当時の大道具さんは、棟梁を中心に従弟制度が確立され、現場が成り立っていました。そこには、良い意味での徒弟制度による職場が確立され、一歩間違えば人命にかかわる建てこみを、短時間で棟梁の指図で一体となって作業がなされていました。厳しいしきたりのもとで修業が現場を通じ、たたき込まれていたといえましょう。ですから、舞台上で不幸にして起こった事故は、どのような理由であれ、棟梁がその全責任をとっていました。

このような舞台の仕組みを言葉で教えるのではなく、体験を通じて学ぶルールが確立されていたようす。実名を出して申し訳ありませんが、当時のフェステイバルホールの棟梁である上新さん(故人)が、他の分野である無知識の私に常に厳しく盗ませてくれました。古典用語を原点とする舞台用語、ナグリの使い方等、退職まで在職された5年間はシゴキそのものでした。私はこのような恵まれた環境のなかで育てられ、古き佳きものを身につけることができました。この教訓から音響マンとしての舞台でのあり方を私なりに舞台・照明の現場と調和を図る中で、舞台音響の確立をはかりました。弱電部門を専門とする分野を如何に舞台に融合させるのかにありました。

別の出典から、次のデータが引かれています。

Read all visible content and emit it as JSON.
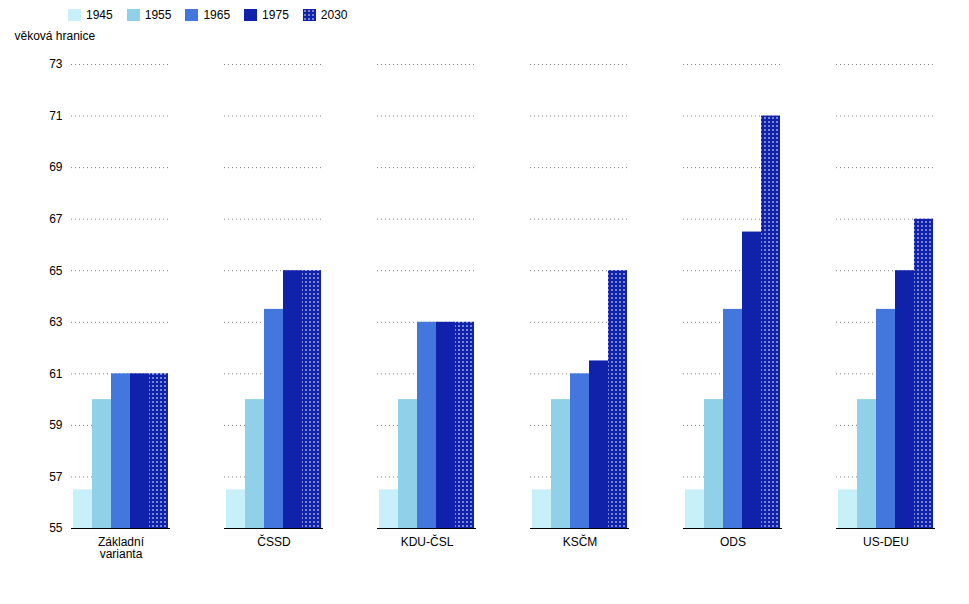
{
  "chart_data": {
    "type": "bar",
    "categories": [
      "Základní\nvarianta",
      "ČSSD",
      "KDU-ČSL",
      "KSČM",
      "ODS",
      "US-DEU"
    ],
    "series": [
      {
        "name": "1945",
        "color": "#c8f0f8",
        "values": [
          56.5,
          56.5,
          56.5,
          56.5,
          56.5,
          56.5
        ]
      },
      {
        "name": "1955",
        "color": "#90d0e8",
        "values": [
          60.0,
          60.0,
          60.0,
          60.0,
          60.0,
          60.0
        ]
      },
      {
        "name": "1965",
        "color": "#4477dd",
        "values": [
          61.0,
          63.5,
          63.0,
          61.0,
          63.5,
          63.5
        ]
      },
      {
        "name": "1975",
        "color": "#1122aa",
        "values": [
          61.0,
          65.0,
          63.0,
          61.5,
          66.5,
          65.0
        ]
      },
      {
        "name": "2030",
        "color": "#1122aa",
        "values": [
          61.0,
          65.0,
          63.0,
          65.0,
          71.0,
          67.0
        ]
      }
    ],
    "ylabel": "věková hranice",
    "ylim": [
      55,
      73
    ],
    "yticks": [
      55,
      57,
      59,
      61,
      63,
      65,
      67,
      69,
      71,
      73
    ],
    "grid": true
  }
}
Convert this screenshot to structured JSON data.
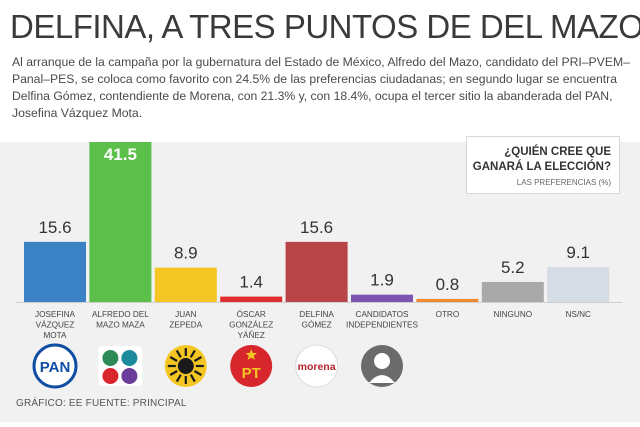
{
  "header": {
    "title": "DELFINA, A TRES  PUNTOS DE DEL MAZO",
    "body": "Al arranque de la campaña por la gubernatura del Estado de México, Alfredo del Mazo, candidato del PRI–PVEM–Panal–PES, se coloca como favorito con 24.5% de las preferencias ciudadanas; en segundo lugar se encuentra Delfina Gómez, contendiente de Morena, con 21.3% y, con 18.4%, ocupa el tercer sitio la abanderada del PAN, Josefina Vázquez Mota."
  },
  "question": {
    "line1": "¿QUIÉN CREE QUE",
    "line2": "GANARÁ LA ELECCIÓN?",
    "note": "LAS PREFERENCIAS (%)"
  },
  "footer": {
    "text": "GRÁFICO: EE  FUENTE: PRINCIPAL"
  },
  "chart_data": {
    "type": "bar",
    "title": "",
    "xlabel": "",
    "ylabel": "",
    "ylim": [
      0,
      41.5
    ],
    "categories": [
      [
        "JOSEFINA",
        "VÁZQUEZ",
        "MOTA"
      ],
      [
        "ALFREDO DEL",
        "MAZO MAZA"
      ],
      [
        "JUAN",
        "ZEPEDA"
      ],
      [
        "ÓSCAR",
        "GONZÁLEZ",
        "YÁÑEZ"
      ],
      [
        "DELFINA",
        "GÓMEZ"
      ],
      [
        "CANDIDATOS",
        "INDEPENDIENTES"
      ],
      [
        "OTRO"
      ],
      [
        "NINGUNO"
      ],
      [
        "NS/NC"
      ]
    ],
    "values": [
      15.6,
      41.5,
      8.9,
      1.4,
      15.6,
      1.9,
      0.8,
      5.2,
      9.1
    ],
    "value_labels": [
      "15.6",
      "41.5",
      "8.9",
      "1.4",
      "15.6",
      "1.9",
      "0.8",
      "5.2",
      "9.1"
    ],
    "colors": [
      "#3b82c4",
      "#5cbf4a",
      "#f3c623",
      "#e02d2d",
      "#b84447",
      "#7b55b0",
      "#f08a33",
      "#a9a9a9",
      "#d6dce3"
    ],
    "logos": [
      {
        "icon": "pan-logo-icon",
        "text": "PAN",
        "color": "#0f4ea3"
      },
      {
        "icon": "pri-coalition-logo-icon",
        "text": "",
        "color": "#2e8b57"
      },
      {
        "icon": "prd-sun-logo-icon",
        "text": "",
        "color": "#f3c623"
      },
      {
        "icon": "pt-logo-icon",
        "text": "PT",
        "color": "#d7262c"
      },
      {
        "icon": "morena-logo-icon",
        "text": "morena",
        "color": "#b5262a"
      },
      {
        "icon": "person-silhouette-icon",
        "text": "",
        "color": "#6b6b6b"
      }
    ],
    "grid": false,
    "legend": "none"
  }
}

舞台・照明で増えてくる弱電機器の相談を受けたりする中で、専門職としての認識を深める事に専念し、対外的にも音響マンの位置づけをはかりました。

 

(4) ホール間現場レベルの交流

その頃、業界の先輩である産経ホールの岡本さん、渡辺さん(現東京音研)、京都会館の三田さん(現音響機器システムプランナー)、同年配の厚生年金ホールの辰口さん(現厚生年金ホール文化支配人)、京都会館の坂本さん、音研の今さん(現郵貯)、又劇団関係では俳優座の田村さん、亡くなられた中村準一さん、文学座の畑さん、吉田さん、等業界のブレーンともいえる方々との仕事を通じての交流は、井のなかの蛙といわれた閉鎖的な感覚が取り払われた時期でもありました。お互いの経験を語り合い、時にはコンサートの初日の情報を次の公演地であるホールへ連絡する中で仲間意識を高めました。その情報交換の中には、時には仕事上の悩みを相談したり、といった時が多くありました。このような関係から、仲間意識が芽生え、現在でも機会を通じお世話になっております。

昭和30年代の音響マンは、ホール音響の役目を他のセクションとの融和をはかるなかで、それぞれ頑張ってきたものです。

 

6. 昭和30年代の音響テクニック

さて、その頃の音響テクニックは、アコースティックサウンドそのもので、マイクアレンジも生音から求められた時代でした。ですから、ホール音響設備の基本がアコーステイックなものとなっていました。

当時の音楽ジャンルで、PAを必要とされたのは、ジヤズ、シャンソン、タンゴ、フォーク、歌謡曲、ミュージカル、等で今日のようにハイパワーサウンドが求められない時代でもありました。又、ウェスタン、ハワイアンのジヤンルにおいても、現在のリズム主体の音楽表現ではなく、メロディ優先といった時代でもありました。このような音楽媒体からもとめられたサウンドテクニックは、弱音楽器の集音がメインであったといえます。集音に使用するマイクロホンは、ダイナミック型、リボン型、コンデンサー型で、リボン型は取り扱いに慎重さが求められました。現在でもリボン型の名器といわれるRCA-77DXは、Off集音に強く、特に弦、コーラス、Vorcにはなくてはならないマイクロホンでもありました。